Face aux députés ce mardi 24 février 2026, le Premier ministre Ousmane Sonko a fortement décrié la publication du statut sérologique des personnes arrêtées pour acte contre-nature et transmission volontaire du Sida.

« Je profite de cette tribune pour déplorer la publication du statut sérologique de ces personnes », a-t-il martelé, devant les députés réunis en séance plénière sur les questions d’actualité au gouvernement.

Le chef du gouvernement a insisté sur le caractère regrettable de la situation en fustigeant des pratiques qu’il juge « inacceptables » et « inadmissibles ».

Rappelant que les personnes dont les données médicales ont été exposées, ont des familles et ont des enfants, le Premier ministre a souligné les conséquences sociales dramatiques de ces fuites. « À cause de la publication de leur statut sérologique, leurs enfants n’osent plus aller à l’école, alors qu'ils ne sont en rien responsables », a-t-il déclaré comme pour illustrer le caractère dramatique de ces révélations.

Ousmane Sonko a aussi pointé du doigt, la diffusion du secret de l’enquête, déplorant qu’ « il n’y a plus de secret de l’instruction entre le juge et le parquet » et que « tous les procès-verbaux » des investigations récentes soient désormais étalés sur la place publique.

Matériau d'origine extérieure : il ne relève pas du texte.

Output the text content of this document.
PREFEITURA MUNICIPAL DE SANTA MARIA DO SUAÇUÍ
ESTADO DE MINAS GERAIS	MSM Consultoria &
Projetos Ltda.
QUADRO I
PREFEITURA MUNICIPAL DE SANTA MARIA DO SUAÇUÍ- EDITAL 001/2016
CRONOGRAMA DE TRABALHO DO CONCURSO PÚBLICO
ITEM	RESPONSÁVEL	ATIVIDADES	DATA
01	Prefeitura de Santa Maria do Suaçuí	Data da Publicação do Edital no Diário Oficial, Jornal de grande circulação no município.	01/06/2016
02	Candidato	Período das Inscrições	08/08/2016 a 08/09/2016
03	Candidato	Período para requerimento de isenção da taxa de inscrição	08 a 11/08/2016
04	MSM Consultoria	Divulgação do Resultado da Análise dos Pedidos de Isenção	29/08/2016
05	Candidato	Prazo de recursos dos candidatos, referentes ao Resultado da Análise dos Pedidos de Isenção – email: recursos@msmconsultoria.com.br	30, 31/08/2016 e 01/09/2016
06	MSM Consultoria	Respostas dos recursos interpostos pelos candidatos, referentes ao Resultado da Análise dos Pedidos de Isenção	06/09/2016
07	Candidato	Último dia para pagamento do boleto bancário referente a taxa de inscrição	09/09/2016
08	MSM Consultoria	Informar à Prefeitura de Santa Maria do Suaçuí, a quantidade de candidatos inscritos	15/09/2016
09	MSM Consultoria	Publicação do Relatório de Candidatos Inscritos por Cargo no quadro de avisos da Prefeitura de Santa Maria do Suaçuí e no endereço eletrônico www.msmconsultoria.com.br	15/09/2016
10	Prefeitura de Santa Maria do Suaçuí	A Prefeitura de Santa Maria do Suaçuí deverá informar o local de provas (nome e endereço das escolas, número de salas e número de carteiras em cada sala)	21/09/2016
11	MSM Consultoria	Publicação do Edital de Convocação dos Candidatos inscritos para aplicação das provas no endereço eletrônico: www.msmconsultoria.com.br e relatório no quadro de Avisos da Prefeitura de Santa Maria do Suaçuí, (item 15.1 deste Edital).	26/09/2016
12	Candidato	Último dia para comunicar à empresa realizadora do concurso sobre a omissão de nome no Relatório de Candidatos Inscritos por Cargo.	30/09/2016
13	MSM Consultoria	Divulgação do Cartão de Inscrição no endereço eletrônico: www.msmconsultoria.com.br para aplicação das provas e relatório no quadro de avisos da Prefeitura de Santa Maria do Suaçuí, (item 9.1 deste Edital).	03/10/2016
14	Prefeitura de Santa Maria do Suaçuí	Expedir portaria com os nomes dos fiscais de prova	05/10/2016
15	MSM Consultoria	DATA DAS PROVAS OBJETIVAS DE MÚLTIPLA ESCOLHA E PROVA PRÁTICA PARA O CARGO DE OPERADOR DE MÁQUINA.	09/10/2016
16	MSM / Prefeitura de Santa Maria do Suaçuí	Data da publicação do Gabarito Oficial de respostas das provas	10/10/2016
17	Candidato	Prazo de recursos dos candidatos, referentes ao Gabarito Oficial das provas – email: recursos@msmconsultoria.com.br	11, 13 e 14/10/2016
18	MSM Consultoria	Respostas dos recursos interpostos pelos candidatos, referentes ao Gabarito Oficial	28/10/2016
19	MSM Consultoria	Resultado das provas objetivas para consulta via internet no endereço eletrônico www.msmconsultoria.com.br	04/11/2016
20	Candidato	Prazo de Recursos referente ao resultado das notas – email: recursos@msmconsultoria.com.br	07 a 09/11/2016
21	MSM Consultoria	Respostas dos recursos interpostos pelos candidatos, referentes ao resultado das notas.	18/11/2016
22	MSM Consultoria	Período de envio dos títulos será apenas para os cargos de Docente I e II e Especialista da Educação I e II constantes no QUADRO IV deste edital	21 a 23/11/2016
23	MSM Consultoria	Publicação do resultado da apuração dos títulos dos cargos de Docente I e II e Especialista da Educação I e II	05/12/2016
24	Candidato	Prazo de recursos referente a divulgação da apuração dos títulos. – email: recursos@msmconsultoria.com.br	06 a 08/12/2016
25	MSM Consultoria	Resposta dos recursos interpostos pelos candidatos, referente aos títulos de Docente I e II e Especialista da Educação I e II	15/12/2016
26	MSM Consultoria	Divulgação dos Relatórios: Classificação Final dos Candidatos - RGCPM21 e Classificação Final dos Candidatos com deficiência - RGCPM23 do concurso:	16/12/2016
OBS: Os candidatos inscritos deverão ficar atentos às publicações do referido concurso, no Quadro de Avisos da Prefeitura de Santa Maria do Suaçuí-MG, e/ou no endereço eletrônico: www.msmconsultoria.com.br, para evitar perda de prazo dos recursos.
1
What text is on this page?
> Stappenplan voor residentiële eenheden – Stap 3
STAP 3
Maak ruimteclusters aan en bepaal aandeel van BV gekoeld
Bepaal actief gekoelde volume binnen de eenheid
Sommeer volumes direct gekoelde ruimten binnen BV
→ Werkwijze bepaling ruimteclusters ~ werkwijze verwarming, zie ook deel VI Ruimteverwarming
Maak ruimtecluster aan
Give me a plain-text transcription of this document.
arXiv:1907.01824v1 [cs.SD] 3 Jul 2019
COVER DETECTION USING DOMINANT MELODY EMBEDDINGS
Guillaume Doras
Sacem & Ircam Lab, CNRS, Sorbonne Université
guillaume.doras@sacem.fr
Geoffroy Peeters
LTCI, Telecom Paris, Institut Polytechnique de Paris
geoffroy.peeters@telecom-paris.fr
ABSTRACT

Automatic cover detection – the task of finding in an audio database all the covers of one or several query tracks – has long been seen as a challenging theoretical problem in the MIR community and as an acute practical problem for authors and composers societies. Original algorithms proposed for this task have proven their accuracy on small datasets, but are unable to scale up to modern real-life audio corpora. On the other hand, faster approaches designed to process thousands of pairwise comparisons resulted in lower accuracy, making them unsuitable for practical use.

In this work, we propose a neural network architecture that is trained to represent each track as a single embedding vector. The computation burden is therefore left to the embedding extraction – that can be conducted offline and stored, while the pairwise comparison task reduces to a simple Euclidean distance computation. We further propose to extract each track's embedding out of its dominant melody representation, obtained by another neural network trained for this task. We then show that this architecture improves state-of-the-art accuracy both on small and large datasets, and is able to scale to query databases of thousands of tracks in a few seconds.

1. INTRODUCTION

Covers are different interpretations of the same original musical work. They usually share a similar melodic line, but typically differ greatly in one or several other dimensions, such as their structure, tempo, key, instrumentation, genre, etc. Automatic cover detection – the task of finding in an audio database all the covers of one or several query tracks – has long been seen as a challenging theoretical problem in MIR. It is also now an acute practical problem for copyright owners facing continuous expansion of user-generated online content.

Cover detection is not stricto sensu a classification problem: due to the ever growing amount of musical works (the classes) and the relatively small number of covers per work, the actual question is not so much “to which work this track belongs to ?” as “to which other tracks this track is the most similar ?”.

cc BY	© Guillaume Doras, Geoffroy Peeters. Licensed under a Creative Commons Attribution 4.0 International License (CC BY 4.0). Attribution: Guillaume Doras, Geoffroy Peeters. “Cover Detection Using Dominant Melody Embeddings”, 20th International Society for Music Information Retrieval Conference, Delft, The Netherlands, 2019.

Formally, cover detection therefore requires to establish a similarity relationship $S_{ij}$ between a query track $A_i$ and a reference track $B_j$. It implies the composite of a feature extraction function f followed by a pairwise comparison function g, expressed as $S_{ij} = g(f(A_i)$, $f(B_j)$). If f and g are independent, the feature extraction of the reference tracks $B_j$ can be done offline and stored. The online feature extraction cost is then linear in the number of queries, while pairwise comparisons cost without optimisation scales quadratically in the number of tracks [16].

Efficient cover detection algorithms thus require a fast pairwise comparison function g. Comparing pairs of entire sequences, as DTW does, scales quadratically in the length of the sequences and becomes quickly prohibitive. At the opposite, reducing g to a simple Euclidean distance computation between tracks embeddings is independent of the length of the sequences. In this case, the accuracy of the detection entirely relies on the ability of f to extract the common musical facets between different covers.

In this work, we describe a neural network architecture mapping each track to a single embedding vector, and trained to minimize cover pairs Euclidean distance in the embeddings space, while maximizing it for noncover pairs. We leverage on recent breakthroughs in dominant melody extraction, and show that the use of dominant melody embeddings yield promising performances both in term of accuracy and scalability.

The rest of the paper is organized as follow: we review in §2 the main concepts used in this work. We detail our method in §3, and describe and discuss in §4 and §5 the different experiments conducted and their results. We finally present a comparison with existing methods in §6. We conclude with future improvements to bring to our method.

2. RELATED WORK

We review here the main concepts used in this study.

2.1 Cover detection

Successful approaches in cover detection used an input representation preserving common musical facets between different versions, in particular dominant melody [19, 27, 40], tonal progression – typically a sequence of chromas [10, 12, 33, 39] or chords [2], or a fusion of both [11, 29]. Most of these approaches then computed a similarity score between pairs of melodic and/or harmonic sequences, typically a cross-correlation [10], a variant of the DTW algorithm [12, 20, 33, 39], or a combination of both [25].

S’interrogeant sur l’inaction des autorités judiciaires face à ces violations de la vie privée, il s’est demandé : « Qui a donné l’autorisation à des gens de publier le statut sérologique d’autrui, de dire qui a le cancer ou le sida ? Où est le procureur de la République ? ».

Le Premier ministre a toutefois ajouté qu’ « il faut interpeller tout de suite les gens qui s’adonnent à ces pratiques ». S’indignant du fait que l’on soit « en train de détruire des familles ». Non sans demander pour quelle raison de tels actes sont commis et en appelant les auteurs à cesser immédiatement ces agissements.